One of our greatest trials is want of proper diet for sick men. We do the best we can with what we have -- toast the bread and make beef-tea; and we have a little butter -- bad at that.
There are no changes of clothing for the men; but we have cloth, and after our day’s work is done, we each make a shirt, which is a great help. The last, though by no means the least, of our troubles is the steward who has taken a dislike to us, and annoys us in every little petty way possible. His wife has charge of the wards across the street from us. The assistant surgeon complains of her inattention to her duties in waiting on the sick.
A man, by the name of Watt Jones, died in my ward to-day [sic]; another, by the name of Allen Jones, yesterday -- both members of the Fourth Florida Regiment.

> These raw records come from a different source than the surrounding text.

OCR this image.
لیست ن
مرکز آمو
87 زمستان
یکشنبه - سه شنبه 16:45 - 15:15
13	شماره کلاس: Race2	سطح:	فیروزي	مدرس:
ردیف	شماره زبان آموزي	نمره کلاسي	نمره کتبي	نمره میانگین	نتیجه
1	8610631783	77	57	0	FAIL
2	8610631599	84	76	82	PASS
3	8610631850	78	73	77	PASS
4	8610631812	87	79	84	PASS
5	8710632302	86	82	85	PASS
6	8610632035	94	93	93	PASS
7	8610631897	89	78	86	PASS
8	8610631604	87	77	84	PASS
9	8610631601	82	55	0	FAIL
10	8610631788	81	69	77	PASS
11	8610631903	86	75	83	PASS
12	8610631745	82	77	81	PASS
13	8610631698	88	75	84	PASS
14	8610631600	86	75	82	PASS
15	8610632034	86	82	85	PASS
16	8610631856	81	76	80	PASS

Our room is in the third story, facing the west; the view from it is really grand, and when worn out physically and mental, I derive great pleasure from looking out. On the north of us runs the Tennessee River; opposite that is a range of hills -- one rising above the other -- dotted with beautiful residences, surrounded by prettily laid out gardens. On the southwest is Lookout Mountain, its peak frowning down on the river which winds around its base -- looking like a lion couchant, ready to spring on its pray.
Cumming, A Journal of Hospital Life, p. 46.

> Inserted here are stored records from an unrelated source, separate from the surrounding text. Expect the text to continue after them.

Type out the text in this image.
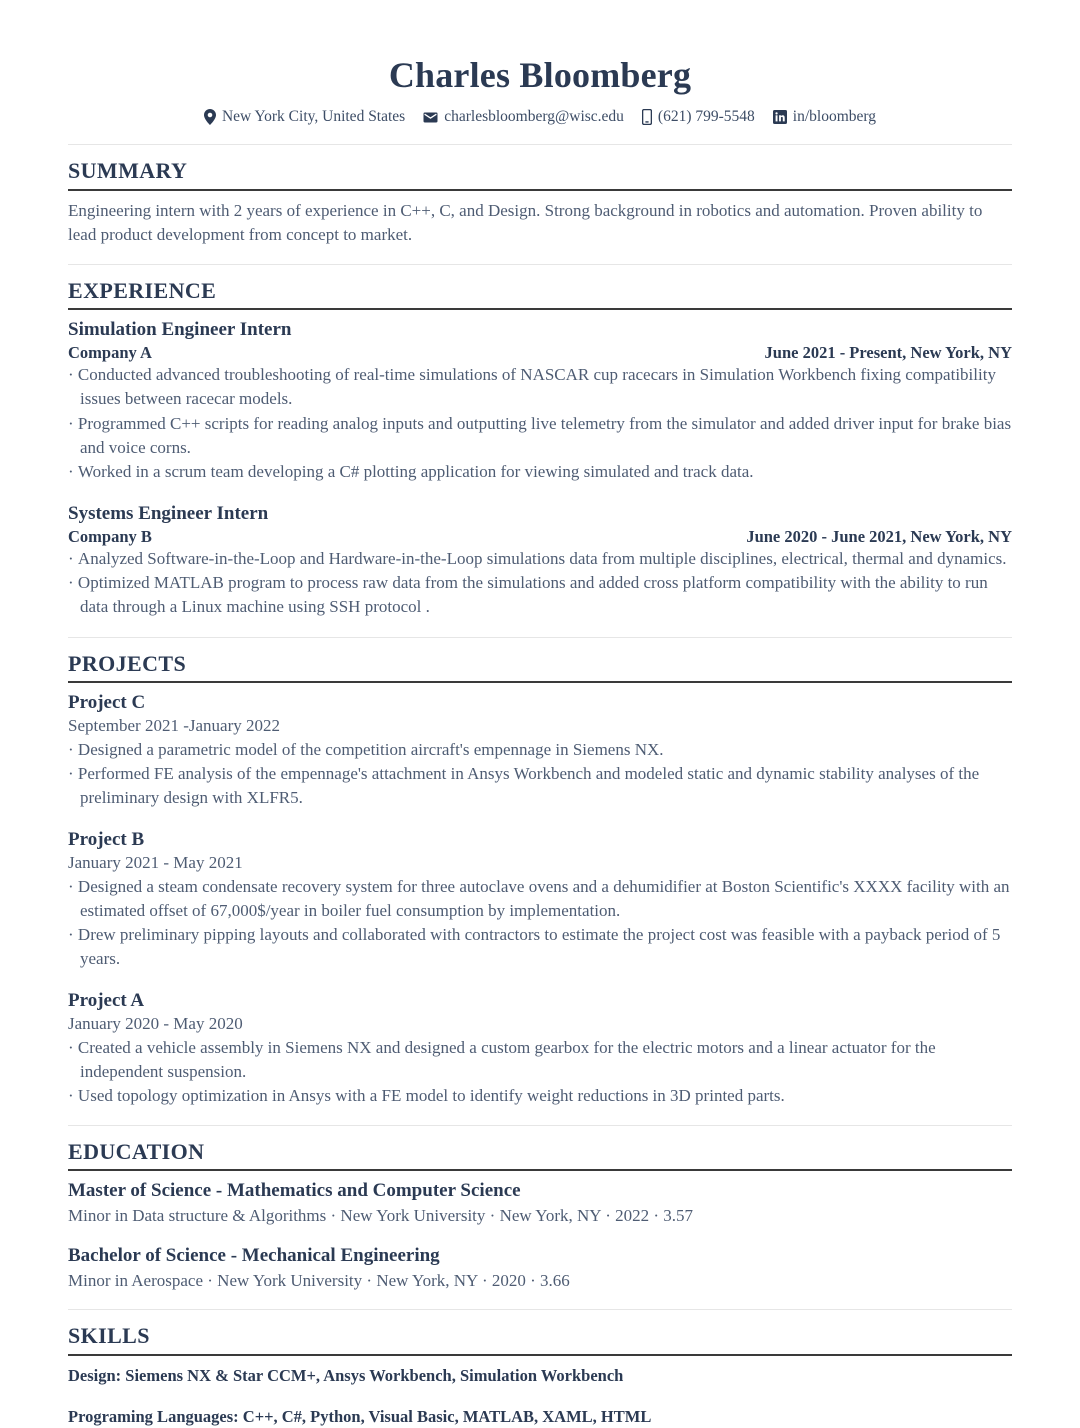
Charles Bloomberg
New York City, United States	charlesbloomberg@wisc.edu (621) 799-5548 in/bloomberg
SUMMARY

Engineering intern with 2 years of experience in C++, C, and Design. Strong background in robotics and automation. Proven ability to lead product development from concept to market.

EXPERIENCE
Simulation Engineer Intern
Company A	June 2021 - Present, New York, NY
· Conducted advanced troubleshooting of real-time simulations of NASCAR cup racecars in Simulation Workbench fixing compatibility issues between racecar models.
· Programmed C++ scripts for reading analog inputs and outputting live telemetry from the simulator and added driver input for brake bias and voice corns.
· Worked in a scrum team developing a C# plotting application for viewing simulated and track data.
Systems Engineer Intern
Company B	June 2020 - June 2021, New York, NY
· Analyzed Software-in-the-Loop and Hardware-in-the-Loop simulations data from multiple disciplines, electrical, thermal and dynamics.
· Optimized MATLAB program to process raw data from the simulations and added cross platform compatibility with the ability to run data through a Linux machine using SSH protocol .
PROJECTS
Project C
September 2021 -January 2022
· Designed a parametric model of the competition aircraft's empennage in Siemens NX.
· Performed FE analysis of the empennage's attachment in Ansys Workbench and modeled static and dynamic stability analyses of the preliminary design with XLFR5.
Project B
January 2021 - May 2021
· Designed a steam condensate recovery system for three autoclave ovens and a dehumidifier at Boston Scientific's XXXX facility with an estimated offset of 67,000$/year in boiler fuel consumption by implementation.
· Drew preliminary pipping layouts and collaborated with contractors to estimate the project cost was feasible with a payback period of 5 years.
Project A
January 2020 - May 2020
· Created a vehicle assembly in Siemens NX and designed a custom gearbox for the electric motors and a linear actuator for the independent suspension.
· Used topology optimization in Ansys with a FE model to identify weight reductions in 3D printed parts.
EDUCATION
Master of Science - Mathematics and Computer Science
Minor in Data structure & Algorithms · New York University · New York, NY · 2022 · 3.57
Bachelor of Science - Mechanical Engineering
Minor in Aerospace · New York University · New York, NY · 2020 · 3.66
SKILLS

Design: Siemens NX & Star CCM+, Ansys Workbench, Simulation Workbench

Programing Languages: C++, C#, Python, Visual Basic, MATLAB, XAML, HTML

19, "A Contraband Funeral.”
We were forcibly reminded on Saturday last [19th] of the uncertainties of life by observing a contraband funeral passing solemnly down Front Row. The hearse was a light spring wagon, the body just long enough for half of the body in the coffin, on one end of which was the driver. Behind the hearse walked seven men, and in their rear, seven women. We could scarcely forbear quoting the lines of Horace, so appropriate[:] 
  Eheu Posthume, Posthume!” as the lugubrious procession moved on. “There is no hard work for poor Uncle Ned.”